Compare with the no-row-lock case:
-- Session 1
begin;
update lzl1 set b='zzz' where a=1;
-- Session 2
begin;
update lzl1 set b='zzz' where a=2;
-- waiting
select * from pg_locks where pid<>(select pg_backend_pid()) order by pid,locktype;
locktype | database | relation | page | tuple | virtualxid | transactionid | classid | objid | objsubid | virtualtransaction | pid | mode | granted | fastpath
---------------+----------+----------+--------+--------+------------+---------------+---------+--------+----------+--------------------+--------+------------------+---------+----------
relation | 4267681 | 5290151 | [null] | [null] | [null] | [null] | [null] | [null] | [null] | 5/4792 | 220559 | RowExclusiveLock | t | t
relation | 4267681 | 5290151 | [null] | [null] | [null] | [null] | [null] | [null] | [null] | 5/4792 | 220559 | AccessShareLock | t | t
transactionid | [null] | [null] | [null] | [null] | [null] | 170706214 | [null] | [null] | [null] | 5/4792 | 220559 | ExclusiveLock | t | f
virtualxid | [null] | [null] | [null] | [null] | 5/4792 | [null] | [null] | [null] | [null] | 5/4792 | 220559 | ExclusiveLock | t | t
relation | 4267681 | 5290151 | [null] | [null] | [null] | [null] | [null] | [null] | [null] | 7/563 | 253641 | AccessShareLock | t | t
relation | 4267681 | 5290151 | [null] | [null] | [null] | [null] | [null] | [null] | [null] | 7/563 | 253641 | RowExclusiveLock | t | t
transactionid | [null] | [null] | [null] | [null] | [null] | 170706212 | [null] | [null] | [null] | 7/563 | 253641 | ExclusiveLock | t | f
virtualxid | [null] | [null] | [null] | [null] | 7/563 | [null] | [null] | [null] | [null] | 7/563 | 253641 | ExclusiveLock | t | tThere are only 2-3 fewer fastpath=f entries. The transactionid locks held by both sessions definitely can’t use the fast path.
Summary of conditions for using the fast-path lock mechanism (all must be met):
- Lock level <= 3, i.e., SELECT/DML statements
locktype=relation. PG’s row locks also require at least transactionid and tuple locks, so these two can’t use the fast path- Fewer than 16 relations accessed (typically exceeded only with full partition access on partitioned tables)
Conclusion#
- Is the row lock the cause or the effect? Is it a row lock problem, or did database performance degrade causing SQL to run slower and produce row locks?

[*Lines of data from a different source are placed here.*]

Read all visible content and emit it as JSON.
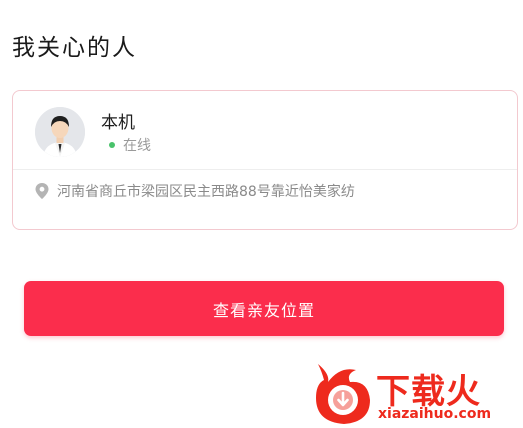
{
  "section": {
    "title": "我关心的人"
  },
  "device": {
    "name": "本机",
    "status": "在线",
    "location": "河南省商丘市梁园区民主西路88号靠近怡美家纺"
  },
  "actions": {
    "view_location_label": "查看亲友位置"
  },
  "watermark": {
    "title": "下载火",
    "url": "xiazaihuo.com"
  },
  "colors": {
    "accent": "#fb2d4c",
    "online": "#49c26b",
    "card_border": "#f3c9cf",
    "watermark": "#ee2a1d"
  },
  "icons": [
    "avatar-icon",
    "location-pin-icon"
  ]
}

Row lock is the cause. The SQL execution count didn’t change, but the SQL parameters shifted from scattered to concentrated — i.e., updates to the same row noticeably increased. From the benchmark data, updating the same row produces row lock and LWLock LockManager waits.
- SQL execution count didn’t increase — did SQL performance degrade?
SQL performance did degrade, but the index was definitely not chosen incorrectly — it was simply because the same row was being updated repeatedly.
Solution:
From the business side, the SQL was tied to a certain API endpoint: after being called, it updates the call count into the table. If the same endpoint is called repeatedly, it’s possible to repeatedly update the same row. Therefore, reducing repeated calls to the same endpoint, or batching the database updates into fewer, larger batches, is expected to mitigate this problem.